Spacer (5;6) intended for use in a cooling/freezing chamber to be positioned between stacked objects that have to be cooled or frozen in, comprising a substantially planar main body (1) which is provided with a number of projections (2), wherein the spacer (5;6) is shaped such that it can be nested with another spacer (6;5) in a nested configuration and wherein the spacer is provided with stop members (4) for, in the nested configuration, engaging said another spacer and maintaining an enlarged nesting distance (D) between the main bodies (1) of the spacers, wherein said nesting distance (D) is defined as the vertical distance between corresponding parts of the main bodies (1), characterized in that the projections (2) have upper horizontal supporting faces (8) intended for engaging an object to be cooled or frozen in, and radial open-top channels (9) provided in said supporting faces extending inclined upwards as seen in a direction from the outside to the inside of the projections.
Spacer (5;6) according to claim 1, wherein the stop members (4) are configured for maintaining a nesting distance ranging between 3-7 times the vertical thickness (d) of the main body (1).
Spacer (5;6) according to claim 2, wherein the stop members (4) are configured for maintaining a nesting distance of 5 times the vertical thickness (d) of the main body (1).
Spacer (5;6) according to claim 3, wherein the main body (1) is about 3 mm thick and the nesting distance (D) is about 15 mm.
Spacer (5;6) according to any of the previous claims, wherein adjacent projections (2) are connected by hollow, nestable bridge members (3) of which the height above the main body (1) is less than the height of the projections (2) above the main body (1) and wherein at least some of said bridge members (3) within their hollow cavity define said stop members (4).
Spacer (5;6) according to claim 5, wherein the stop members are shaped as vertically extending walls (4) traversing said hollow cavity.
Spacer (5;6) according to claim 6, wherein the walls (4) have a lower edge (4') flush with the lower surface of the main body (1).
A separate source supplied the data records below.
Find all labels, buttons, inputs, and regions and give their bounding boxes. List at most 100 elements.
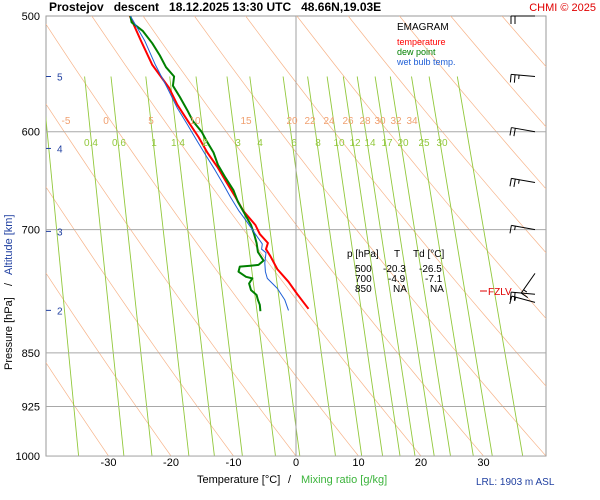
table-cell: -26.5 — [419, 264, 442, 275]
table-cell: 850 — [355, 284, 372, 295]
mixing-ratio-line — [169, 76, 215, 456]
dry-adiabat-label: 34 — [406, 116, 418, 127]
mixing-ratio-label: 14 — [364, 138, 376, 149]
mixing-ratio-label: 1 — [151, 138, 157, 149]
freezing-level-marker: FZLV — [480, 287, 512, 298]
y-axis-label-sep: / — [3, 282, 15, 286]
table-cell: -7.1 — [425, 274, 443, 285]
wind-barb-flag — [520, 292, 529, 299]
mixing-ratio-label: 0.4 — [84, 138, 98, 149]
table-header-td: Td [°C] — [413, 249, 444, 260]
y-axis-label-alt: Altitude [km] — [3, 214, 15, 275]
pressure-tick-label: 600 — [22, 127, 40, 139]
table-cell: 500 — [355, 264, 372, 275]
wind-barb — [509, 73, 536, 83]
wind-barb — [509, 127, 536, 137]
dry-adiabat-line — [46, 103, 297, 456]
x-tick-label: -10 — [226, 457, 242, 469]
dry-adiabat-label: 5 — [148, 116, 154, 127]
mixing-ratio-line — [195, 76, 243, 456]
x-axis-label-temp: Temperature [°C] — [197, 474, 280, 486]
wind-barbs — [509, 15, 536, 304]
lrl-label: LRL: 1903 m ASL — [476, 477, 555, 488]
mixing-ratio-line — [282, 76, 336, 456]
legend-wet-bulb: wet bulb temp. — [396, 57, 456, 67]
wind-barb — [510, 15, 535, 24]
mixing-ratio-label: 17 — [381, 138, 393, 149]
dry-adiabat-label: 28 — [359, 116, 371, 127]
y-axis-label: Pressure [hPa] / Altitude [km] — [3, 214, 15, 370]
wind-barb-flag — [509, 225, 512, 234]
wind-barb-flag — [509, 292, 512, 301]
wind-barb-flag — [513, 74, 516, 83]
series-wet-bulb-temp — [129, 16, 289, 311]
wind-barb-half-flag — [523, 289, 528, 293]
wind-barb-half-flag — [514, 297, 517, 302]
mixing-ratio-line — [110, 76, 153, 456]
dry-adiabat-label: 32 — [390, 116, 402, 127]
mixing-ratio-line — [342, 76, 401, 456]
mixing-ratio-label: 1.4 — [171, 138, 185, 149]
dry-adiabat-line — [296, 16, 546, 319]
pressure-tick-label: 1000 — [16, 451, 40, 463]
dry-adiabat-label: 10 — [189, 116, 201, 127]
wind-barb-half-flag — [514, 226, 516, 231]
legend-dew-point: dew point — [397, 47, 436, 57]
table-header-p: p [hPa] — [347, 249, 379, 260]
dry-adiabat-label: 15 — [240, 116, 252, 127]
mixing-ratio-line — [456, 76, 524, 456]
wind-barb-flag — [509, 178, 512, 187]
mixing-ratio-line — [145, 76, 190, 456]
x-tick-label: 10 — [352, 457, 364, 469]
series-dew-point — [129, 16, 265, 312]
mixing-ratio-line — [46, 115, 80, 456]
dry-adiabat-label: 20 — [286, 116, 298, 127]
mixing-ratio-label: 30 — [436, 138, 448, 149]
mixing-ratio-label: 20 — [397, 138, 409, 149]
wind-barb-flag — [509, 295, 513, 304]
table-cell: NA — [393, 284, 407, 295]
x-tick-label: -30 — [101, 457, 117, 469]
table-cell: -20.3 — [383, 264, 406, 275]
x-axis-label-mix: Mixing ratio [g/kg] — [301, 474, 387, 486]
table-cell: NA — [430, 284, 444, 295]
y-axis-label-pressure: Pressure [hPa] — [3, 297, 15, 370]
table-cell: 700 — [355, 274, 372, 285]
dry-adiabat-line — [46, 186, 234, 456]
series-layer — [128, 16, 310, 312]
dry-adiabat-line — [46, 272, 172, 456]
dry-adiabat-line — [450, 16, 546, 128]
x-tick-label: 30 — [477, 457, 489, 469]
table-header-t: T — [394, 249, 400, 260]
wind-barb-flag — [509, 74, 512, 83]
mixing-ratio-line — [428, 76, 493, 456]
dry-adiabat-label: 0 — [103, 116, 109, 127]
dry-adiabat-label: 24 — [323, 116, 335, 127]
dry-adiabat-label: 22 — [304, 116, 316, 127]
altitude-tick-label: 3 — [57, 227, 63, 238]
grid-layer — [46, 16, 546, 456]
dry-adiabat-line — [142, 16, 484, 456]
mixing-ratio-line — [389, 76, 451, 456]
mixing-ratio-label: 10 — [333, 138, 345, 149]
x-tick-label: -20 — [163, 457, 179, 469]
mixing-ratio-label: 3 — [235, 138, 241, 149]
wind-barb — [509, 224, 536, 234]
mixing-ratio-label: 12 — [349, 138, 361, 149]
x-tick-label: 0 — [293, 457, 299, 469]
summary-table: p [hPa] T Td [°C] 500 -20.3 -26.5 700 -4… — [347, 249, 444, 295]
chart-title: Prostejov descent 18.12.2025 13:30 UTC 4… — [49, 0, 381, 14]
freezing-level-label: FZLV — [488, 287, 512, 298]
mixing-ratio-label: 2 — [202, 138, 208, 149]
altitude-tick-label: 2 — [57, 306, 63, 317]
mixing-ratio-line — [307, 76, 363, 456]
pressure-tick-label: 925 — [22, 402, 40, 414]
table-cell: -4.9 — [388, 274, 406, 285]
dry-adiabat-label: 30 — [374, 116, 386, 127]
wind-barb-flag — [509, 127, 512, 136]
wind-barb — [520, 273, 536, 299]
x-tick-label: 20 — [415, 457, 427, 469]
dry-adiabat-line — [46, 362, 109, 456]
x-axis-label: Temperature [°C] / Mixing ratio [g/kg] — [197, 474, 387, 486]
Spacer (5;6) according to any of the previous claims and having a rectangular shape with side edges, and provided with a number of stop members (4) positioned such that they together define a tilting line (7) in parallel with one of said side edges around which the spacer (5;6) and said another spacer (6;5) can be tilted relative to each other.
Spacer (5;6) according to any of the previous claims, wherein the main body (1) and/or the projections (2) are provided with through-holes.
Spacer (5;6) according any of the previous claim and manufactured from high density polyethylene.